It helps to know the history of the Southern Baptist Convention to understand why what happened at its annual meeting Tuesday afternoon in New Orleans was so meaningful.
The convention -- the largest non-Catholic denomination in the United States – began over the issue of slavery. Baptist churches in the South wanted to be able to appoint slave owners as missionaries. Baptist churches in the North disagreed. As result, those who saw no problem in slave owners being missionaries formed the Southern Baptist Convention (SBC) in 1845.
On the SBC’s 150th anniversary, messengers – the title of delegates from churches to the convention – approved a resolution repenting of the convention’s pro-slavery background and often racist past, as well as its widespread opposition in the South to the civil rights movement.
On Tuesday of this week, the messengers of a denomination birthed as the defender of slave owners elected a man whose ancestors were slaves as president of the convention. Fred Luter, pastor of Franklin Avenue Baptist Church in New Orleans, became the SBC’s first black president. From all I understand, he is a powerful proclaimer of the gospel of Jesus and a faithful, sacrificial shepherd to the flock he has pastored since 1986. When Hurricane Katrina scattered much of the congregation to other cities in 2005, he continued to shepherd many of the members by traveling to where they lived in order to minister to them.

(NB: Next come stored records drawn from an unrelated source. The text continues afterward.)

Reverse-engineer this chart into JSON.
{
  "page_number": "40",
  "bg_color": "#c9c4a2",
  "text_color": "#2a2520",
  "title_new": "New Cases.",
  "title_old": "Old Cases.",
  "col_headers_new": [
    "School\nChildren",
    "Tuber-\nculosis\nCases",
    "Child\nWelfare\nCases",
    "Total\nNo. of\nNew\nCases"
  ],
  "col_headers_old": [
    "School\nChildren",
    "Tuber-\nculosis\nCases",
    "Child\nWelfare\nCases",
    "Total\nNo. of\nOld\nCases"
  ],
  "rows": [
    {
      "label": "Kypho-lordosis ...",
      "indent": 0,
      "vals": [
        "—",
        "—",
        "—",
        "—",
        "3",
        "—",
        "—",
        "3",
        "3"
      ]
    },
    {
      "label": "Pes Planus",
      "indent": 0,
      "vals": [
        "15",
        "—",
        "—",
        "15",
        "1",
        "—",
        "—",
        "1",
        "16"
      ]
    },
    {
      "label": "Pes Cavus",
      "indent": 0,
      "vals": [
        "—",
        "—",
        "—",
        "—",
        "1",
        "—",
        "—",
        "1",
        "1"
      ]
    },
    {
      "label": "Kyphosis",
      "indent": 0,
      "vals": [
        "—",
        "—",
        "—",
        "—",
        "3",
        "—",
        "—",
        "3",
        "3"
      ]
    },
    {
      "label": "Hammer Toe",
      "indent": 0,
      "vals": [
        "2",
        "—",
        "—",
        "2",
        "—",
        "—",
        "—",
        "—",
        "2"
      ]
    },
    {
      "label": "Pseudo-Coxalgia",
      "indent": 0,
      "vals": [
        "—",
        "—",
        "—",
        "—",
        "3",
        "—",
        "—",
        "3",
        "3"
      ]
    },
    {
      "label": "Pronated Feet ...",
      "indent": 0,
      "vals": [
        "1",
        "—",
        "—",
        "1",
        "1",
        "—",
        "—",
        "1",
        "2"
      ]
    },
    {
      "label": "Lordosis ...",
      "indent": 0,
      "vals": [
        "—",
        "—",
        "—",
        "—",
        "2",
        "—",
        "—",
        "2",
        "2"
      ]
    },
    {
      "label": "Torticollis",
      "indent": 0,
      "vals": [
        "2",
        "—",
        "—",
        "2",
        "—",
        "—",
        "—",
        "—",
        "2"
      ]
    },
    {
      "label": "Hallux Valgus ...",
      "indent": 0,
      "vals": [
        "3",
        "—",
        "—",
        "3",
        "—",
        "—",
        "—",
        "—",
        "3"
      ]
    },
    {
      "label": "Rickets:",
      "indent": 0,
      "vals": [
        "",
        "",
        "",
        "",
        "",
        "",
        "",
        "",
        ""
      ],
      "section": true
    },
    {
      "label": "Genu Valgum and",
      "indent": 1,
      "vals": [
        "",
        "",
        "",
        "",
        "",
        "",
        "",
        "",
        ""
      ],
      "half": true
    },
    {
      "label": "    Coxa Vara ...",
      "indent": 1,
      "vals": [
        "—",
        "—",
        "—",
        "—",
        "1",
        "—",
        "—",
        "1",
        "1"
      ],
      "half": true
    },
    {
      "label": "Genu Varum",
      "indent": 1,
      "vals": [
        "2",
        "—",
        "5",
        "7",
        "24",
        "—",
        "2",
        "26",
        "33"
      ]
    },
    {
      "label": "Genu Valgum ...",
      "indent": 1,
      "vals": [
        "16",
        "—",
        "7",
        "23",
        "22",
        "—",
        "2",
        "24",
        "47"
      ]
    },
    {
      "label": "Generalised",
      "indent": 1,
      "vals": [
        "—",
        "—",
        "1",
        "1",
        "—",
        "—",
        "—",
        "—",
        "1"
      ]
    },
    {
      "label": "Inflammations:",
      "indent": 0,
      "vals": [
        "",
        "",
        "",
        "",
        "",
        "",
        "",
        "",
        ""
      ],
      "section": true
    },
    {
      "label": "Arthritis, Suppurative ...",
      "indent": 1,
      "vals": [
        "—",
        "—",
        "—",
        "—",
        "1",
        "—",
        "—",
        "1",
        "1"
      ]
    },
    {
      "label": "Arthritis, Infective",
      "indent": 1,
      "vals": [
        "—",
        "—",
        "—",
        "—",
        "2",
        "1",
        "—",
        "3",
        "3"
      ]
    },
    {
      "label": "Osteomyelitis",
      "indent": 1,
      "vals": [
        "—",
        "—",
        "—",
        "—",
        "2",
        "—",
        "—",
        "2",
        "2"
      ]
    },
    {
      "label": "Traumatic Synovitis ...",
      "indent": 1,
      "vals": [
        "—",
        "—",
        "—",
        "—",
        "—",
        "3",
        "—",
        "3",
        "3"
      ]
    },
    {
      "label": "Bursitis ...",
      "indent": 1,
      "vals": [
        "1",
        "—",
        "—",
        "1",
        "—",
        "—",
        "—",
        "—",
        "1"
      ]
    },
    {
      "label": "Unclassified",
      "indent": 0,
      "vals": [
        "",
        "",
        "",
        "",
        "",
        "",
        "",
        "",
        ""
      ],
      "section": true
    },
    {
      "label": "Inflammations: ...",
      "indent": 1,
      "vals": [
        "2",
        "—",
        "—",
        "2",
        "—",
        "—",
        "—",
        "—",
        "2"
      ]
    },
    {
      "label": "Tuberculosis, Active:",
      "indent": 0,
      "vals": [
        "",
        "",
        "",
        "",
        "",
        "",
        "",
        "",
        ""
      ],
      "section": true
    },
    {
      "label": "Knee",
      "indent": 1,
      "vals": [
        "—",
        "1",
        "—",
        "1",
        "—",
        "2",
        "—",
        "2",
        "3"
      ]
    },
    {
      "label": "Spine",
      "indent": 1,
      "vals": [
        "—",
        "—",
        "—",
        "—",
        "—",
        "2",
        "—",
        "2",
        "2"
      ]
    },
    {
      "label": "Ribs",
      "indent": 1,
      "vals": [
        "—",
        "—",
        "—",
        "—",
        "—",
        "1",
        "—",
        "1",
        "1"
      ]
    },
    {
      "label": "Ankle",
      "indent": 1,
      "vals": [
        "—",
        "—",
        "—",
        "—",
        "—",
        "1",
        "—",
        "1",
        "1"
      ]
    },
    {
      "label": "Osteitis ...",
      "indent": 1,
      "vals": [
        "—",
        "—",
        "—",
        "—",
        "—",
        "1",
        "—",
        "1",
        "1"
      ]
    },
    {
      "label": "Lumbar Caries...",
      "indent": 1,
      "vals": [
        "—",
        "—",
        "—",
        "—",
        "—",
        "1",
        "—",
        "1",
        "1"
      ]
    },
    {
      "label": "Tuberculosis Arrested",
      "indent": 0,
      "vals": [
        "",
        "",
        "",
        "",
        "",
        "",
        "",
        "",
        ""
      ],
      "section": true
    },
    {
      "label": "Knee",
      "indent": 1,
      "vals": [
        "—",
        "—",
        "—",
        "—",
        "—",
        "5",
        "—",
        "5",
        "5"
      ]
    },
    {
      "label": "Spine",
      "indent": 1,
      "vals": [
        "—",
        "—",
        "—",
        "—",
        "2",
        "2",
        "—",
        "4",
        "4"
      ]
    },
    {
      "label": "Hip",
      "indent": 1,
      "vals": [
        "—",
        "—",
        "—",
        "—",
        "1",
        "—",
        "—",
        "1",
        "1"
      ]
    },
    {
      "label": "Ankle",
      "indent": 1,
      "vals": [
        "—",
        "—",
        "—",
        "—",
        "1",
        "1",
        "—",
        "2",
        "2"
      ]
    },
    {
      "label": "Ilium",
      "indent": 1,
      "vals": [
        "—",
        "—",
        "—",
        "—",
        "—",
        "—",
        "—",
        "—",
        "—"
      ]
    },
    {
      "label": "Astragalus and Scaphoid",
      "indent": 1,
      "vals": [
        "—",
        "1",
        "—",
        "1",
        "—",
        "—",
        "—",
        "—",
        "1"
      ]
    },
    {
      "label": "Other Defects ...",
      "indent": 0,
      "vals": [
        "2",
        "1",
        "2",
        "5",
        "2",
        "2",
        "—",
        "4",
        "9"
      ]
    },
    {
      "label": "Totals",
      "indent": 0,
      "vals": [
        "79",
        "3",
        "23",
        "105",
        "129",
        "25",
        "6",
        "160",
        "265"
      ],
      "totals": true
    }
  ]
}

It was a special experience to stand with my wife and daughter Tuesday afternoon in the back of a huge convention hall to watch several thousand Southern Baptists stand to support the unopposed election of Fred Luter as president. It was another demonstration of God’s grace. He had shown once again He makes things new. He had shown once again His grace super-abounds over sin. He had shown once again the power of the gospel – the gospel that unites through the finished work of Christ those who were on opposite sides of a wall built with the bricks of pride and hate.
Russell Moore, theology dean at Southern Baptist Theological Seminary in Louisville, Ky., put it well, I think, when he told Joe Carter of The Gospel Coalition: “A descendant of slaves elected to lead a denomination forged to protect the evil interests of slaveholders is a sign of the power of a gospel that crucifies injustice and reconciles brothers and sisters. The election of Fred Luter doesn’t mean the question of racial justice is settled for Southern Baptists, but it is one small step toward our confessing that Jesus Christ and Jim Crow cannot exist in the same denomination, or in the same heart. One has got to go.”
(For those who may not know, I am an employee of an agency of the Southern Baptist Convention and work at each year’s meeting as part of my job.)